# Probleme connexion hotmail & facebook



## flyfly31 (28 Septembre 2010)

Bonjour,

Je n'arrive pas a me connecter a ma boite hotmail, ni a mon compte facebook depuis mon macbook.
Le message d'erreur sur hotmail est :

Windows Live Network n'est pas disponible à partir de ce site pour l'une des raisons suivantes :
Ce site connaît peut-être un problème
Le site ne fait peut-être pas partie de Windows Live Network

Sur facebook, ils se contente de rester sur la page connexion, où je dois rentrer mon adresse mail, et mon mot de passe, inlassablement sans que jamais cela ne fonctionne.
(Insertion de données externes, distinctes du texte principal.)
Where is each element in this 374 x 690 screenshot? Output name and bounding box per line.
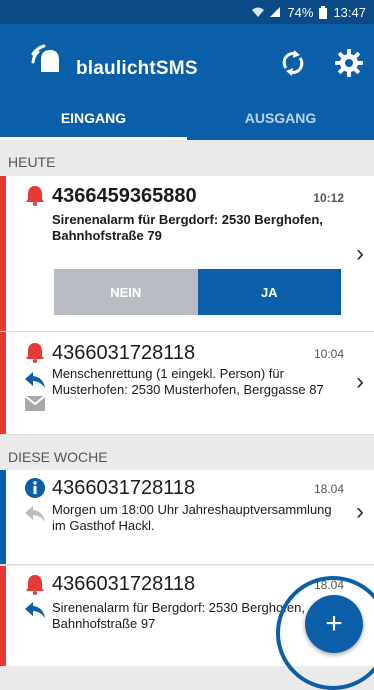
alarm-stripe — [0, 176, 6, 331]
battery-percentage: 74% — [287, 4, 314, 20]
chevron-right-icon[interactable]: › — [356, 368, 364, 396]
message-text: Morgen um 18:00 Uhr Jahreshauptversammlu… — [52, 502, 332, 533]
ja-button[interactable]: JA — [197, 269, 341, 315]
status-bar: 74% 13:47 — [0, 0, 374, 24]
status-time: 13:47 — [333, 4, 366, 20]
alarm-bell-icon — [26, 575, 44, 595]
new-message-button[interactable]: + — [305, 595, 363, 653]
sender-number: 4366459365880 — [52, 185, 197, 207]
alarm-stripe — [0, 332, 6, 434]
info-stripe — [0, 470, 6, 564]
app-title: blaulichtSMS — [76, 58, 198, 79]
tab-ausgang[interactable]: AUSGANG — [187, 96, 374, 140]
chevron-right-icon[interactable]: › — [356, 240, 364, 268]
info-icon — [25, 478, 45, 498]
siren-logo-icon — [31, 44, 59, 72]
settings-gear-icon[interactable] — [334, 48, 364, 78]
nein-button[interactable]: NEIN — [54, 269, 198, 315]
tab-bar: EINGANG AUSGANG — [0, 96, 374, 140]
signal-icon — [270, 7, 281, 17]
sms-envelope-icon — [25, 396, 45, 411]
reply-icon — [25, 602, 45, 618]
sender-number: 4366031728118 — [52, 342, 196, 364]
app-bar: blaulichtSMS — [0, 24, 374, 96]
alarm-bell-icon — [26, 186, 44, 206]
response-buttons: NEIN JA — [54, 269, 341, 315]
message-time: 10:12 — [313, 191, 344, 205]
plus-icon: + — [325, 607, 343, 640]
alarm-stripe — [0, 566, 6, 666]
battery-icon — [319, 5, 328, 19]
message-item[interactable]: 4366031728118 10:04 Menschenrettung (1 e… — [0, 332, 374, 435]
message-text: Sirenenalarm für Bergdorf: 2530 Berghofe… — [52, 212, 323, 243]
sync-icon[interactable] — [278, 48, 308, 78]
reply-icon — [25, 506, 45, 522]
wifi-icon — [252, 7, 265, 17]
message-item[interactable]: 4366459365880 10:12 Sirenenalarm für Ber… — [0, 176, 374, 332]
reply-icon — [25, 372, 45, 388]
sender-number: 4366031728118 — [52, 573, 196, 595]
section-header-week: DIESE WOCHE — [0, 443, 374, 471]
message-item[interactable]: 4366031728118 18.04 Morgen um 18:00 Uhr … — [0, 470, 374, 565]
status-icons — [251, 6, 281, 18]
tab-eingang[interactable]: EINGANG — [0, 96, 187, 140]
message-time: 10:04 — [313, 347, 344, 361]
alarm-bell-icon — [26, 343, 44, 363]
sender-number: 4366031728118 — [52, 477, 196, 499]
chevron-right-icon[interactable]: › — [356, 498, 364, 526]
message-text: Menschenrettung (1 eingekl. Person) für … — [52, 366, 324, 397]
section-header-today: HEUTE — [0, 148, 374, 176]
message-time: 18.04 — [313, 482, 344, 496]
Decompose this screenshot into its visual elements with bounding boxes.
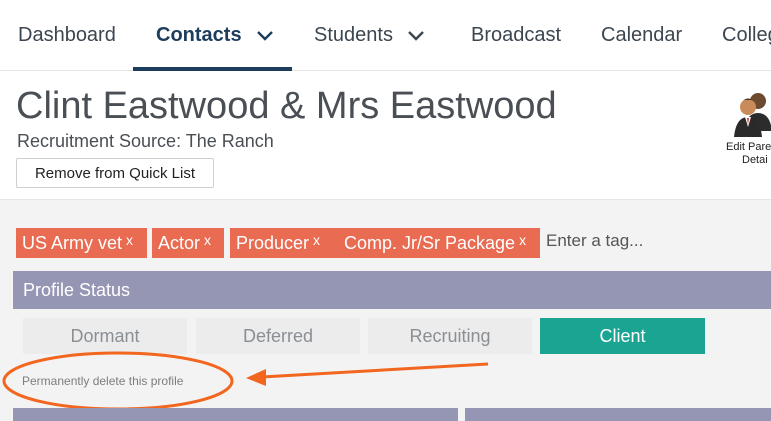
tag-producer: Producer x — [230, 228, 351, 258]
tag-remove-icon[interactable]: x — [204, 232, 211, 248]
tag-label: US Army vet — [22, 232, 123, 253]
tag-remove-icon[interactable]: x — [126, 232, 133, 248]
parents-people-icon — [732, 91, 771, 139]
nav-calendar[interactable]: Calendar — [601, 0, 682, 70]
status-recruiting-button[interactable]: Recruiting — [368, 318, 532, 354]
nav-students-label: Students — [314, 23, 393, 46]
chevron-down-icon[interactable] — [256, 26, 274, 44]
tag-remove-icon[interactable]: x — [313, 232, 320, 248]
tag-us-army-vet: US Army vet x — [16, 228, 147, 258]
profile-status-header: Profile Status — [13, 271, 771, 309]
tag-label: Actor — [158, 232, 201, 253]
tag-actor: Actor x — [152, 228, 224, 258]
annotation-arrow-head — [246, 369, 266, 386]
page-title: Clint Eastwood & Mrs Eastwood — [16, 85, 557, 127]
tag-comp-package: Comp. Jr/Sr Package x — [338, 228, 540, 258]
lower-panel-right-header — [465, 408, 771, 421]
status-deferred-button[interactable]: Deferred — [196, 318, 360, 354]
remove-quick-list-button[interactable]: Remove from Quick List — [16, 158, 214, 188]
lower-panel-left-header — [13, 408, 458, 421]
recruitment-source: Recruitment Source: The Ranch — [17, 131, 274, 151]
tag-input[interactable] — [546, 228, 726, 254]
nav-broadcast[interactable]: Broadcast — [471, 0, 561, 70]
nav-colleges-label: Colleg — [722, 23, 771, 46]
top-nav: Dashboard Contacts Students Broadcast Ca… — [0, 0, 771, 71]
profile-header: Clint Eastwood & Mrs Eastwood Recruitmen… — [0, 71, 771, 200]
tag-label: Comp. Jr/Sr Package — [344, 232, 516, 253]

J'ai fait tout les forums, et donc supprimé les cookies, vider le cache, reinitialiser safari, essayer de me connecter sur hotmail en essayant plusieurs lien (hotmail.com, live.com ...)
Un chose bizarre, j'arrive a me connecter a mon "compte msn" c'est à dire que je peux changer mon mot de passe (ce que j'ai fait), je vois ma question secrete et tout et tout, mais des que je clique sur hotmail, celà m'affiche ce message d'erreur.

Ensuite je me suis connecter sur le PC de ma mere, donc meme réseau wifi, avec safari aussi, et la sur le PC je peux ouvrir ma boite mail sans probleme, ainsi que mon facebook.
Donc le probleme viendrai du Macbook ??
Cela fait seuleument 2jours que je l'ai, je n'ai rien touché, hier ca marchait, aujourd'hui ca ne marche plus !

Auriez vous une idée ? 

Merci beaucoup


----------



## edd72 (28 Septembre 2010)

L'appareil qui délivre le Wifi en question est-il bien en mode routeur? (en gros, dis-nous quelle box de quel FAI tu utilises)


----------



## flyfly31 (28 Septembre 2010)

Mon FAI est Alice

---------- Nouveau message ajouté à 18h04 ---------- Le message précédent a été envoyé à 17h21 ----------

Ca y est !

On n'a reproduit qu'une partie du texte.